CHICAGO (AP) - Patrick Sharp was a young center in the Philadelphia Flyers’ organization when he got a lesson from Hall of Famer Bobby Clarke on taking faceoffs. Clarke played 15 seasons in the NHL and won two Stanley Cups, so Sharp listened intently.
He carries the heart of the message with him to this day.
“The biggest thing he told me was, `Get in there, get low and just battle and not be afraid to get dirty,’” said Sharp, now a wing for the Chicago Blackhawks. “Sometimes you get thinking about what the other guy’s doing and what you want to do at the faceoff dot and sometimes the best way is just get in there and compete for that puck.”
That competition has taken on added significance in this year’s Stanley Cup finals, with the evenly matched Blackhawks and Boston Bruins vying for the title. There are stars all over the ice, so every draw can lead to another opportunity for a gifted scorer to pick up a crucial goal.
“Faceoffs are critical, especially at this point in the season,” Bruins defenseman Torey Krug said. “The more times you can start with the puck than not obviously boosts your team.
“You want to have first crack at playing with the puck, especially a team like them, they like to play with the puck a lot more rather than dump the puck in. It’s important.”
Faceoffs played a huge role when Boston beat Chicago 2-0 in Game 3 to take a 2-1 advantage in the series. The Bruins won a whopping 40 of the 56 draws in the victory, including six of seven when they were on the power play or short-handed. The disparity was a factor in limiting the Blackhawks to just 28 shots on goal.

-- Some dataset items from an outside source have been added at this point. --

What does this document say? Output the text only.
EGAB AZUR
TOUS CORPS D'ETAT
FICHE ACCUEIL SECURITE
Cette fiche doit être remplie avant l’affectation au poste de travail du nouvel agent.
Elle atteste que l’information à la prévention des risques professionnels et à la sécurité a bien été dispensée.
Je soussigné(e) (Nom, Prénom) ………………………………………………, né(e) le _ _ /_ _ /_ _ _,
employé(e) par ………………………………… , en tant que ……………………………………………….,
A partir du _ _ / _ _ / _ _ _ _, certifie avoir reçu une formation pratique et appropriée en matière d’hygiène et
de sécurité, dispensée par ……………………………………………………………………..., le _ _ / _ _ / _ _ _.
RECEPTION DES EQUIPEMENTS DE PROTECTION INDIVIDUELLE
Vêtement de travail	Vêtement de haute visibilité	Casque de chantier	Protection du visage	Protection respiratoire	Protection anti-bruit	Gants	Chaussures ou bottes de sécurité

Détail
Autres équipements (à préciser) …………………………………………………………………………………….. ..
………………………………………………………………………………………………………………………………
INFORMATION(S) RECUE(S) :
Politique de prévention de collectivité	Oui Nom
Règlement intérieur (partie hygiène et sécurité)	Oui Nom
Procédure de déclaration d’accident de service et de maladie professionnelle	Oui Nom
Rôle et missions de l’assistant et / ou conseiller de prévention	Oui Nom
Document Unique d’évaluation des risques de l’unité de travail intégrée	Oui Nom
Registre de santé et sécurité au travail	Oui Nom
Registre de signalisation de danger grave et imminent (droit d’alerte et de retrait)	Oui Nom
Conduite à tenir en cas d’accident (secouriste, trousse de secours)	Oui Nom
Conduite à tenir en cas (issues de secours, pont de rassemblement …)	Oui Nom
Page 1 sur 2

Chicago gradually turned it around in each of the next two games, winning 39 of 77 faceoffs on Wednesday night and 33 of 57 in Game 5. The improved performance on the draws helped the Blackhawks to two victories that moved them within one win of their second Stanley Cup title in four years.
“I thought we were much more effective than in the prior game,” Chicago coach Joel Quenneville said before Saturday night’s 3-1 win. “They got better as the game went on. I just think starting with the puck is key. I think having it against this team is important.
“When you’re at a disadvantage, that big of a variance, you’re definitely against it, and I think especially in the big faceoffs, the critical ones, especially starting special teams plays a huge importance.”
Chicago and Boston each has one of the best centers in the league when it comes to winning faceoffs. Bruins star Patrice Bergeron had an NHL-best 62.1 percent faceoff winning percentage this season, and Blackhawks captain Jonathan Toews was second at 59.9 percent.
While the natural talent for Bergeron and Toews is a factor in their success, there’s so much more that goes into winning faceoffs, especially in the playoffs. It’s about practice, scouting and the effort by the other players on the ice. The linesman that drops the puck also is important.
“Everyone’s got to be competitive and hungry to get the puck,” Toews said. “At the end of the day a lot of bounces can go the wrong way but I think if you’re working hard and you’re ready for it you’re going to get more draws.”
The preparation starts with scouting and video work. The players and coaches examine past faceoffs to look for tendencies in opposing players and also where their own technique can improve.
“Every series when you play against the same guys for a few games, there are some tendencies that you learn,” said Bergeron, who missed much of Game 5 with an injury. “You try to, I guess, counter and I’m sure they’re doing the same things.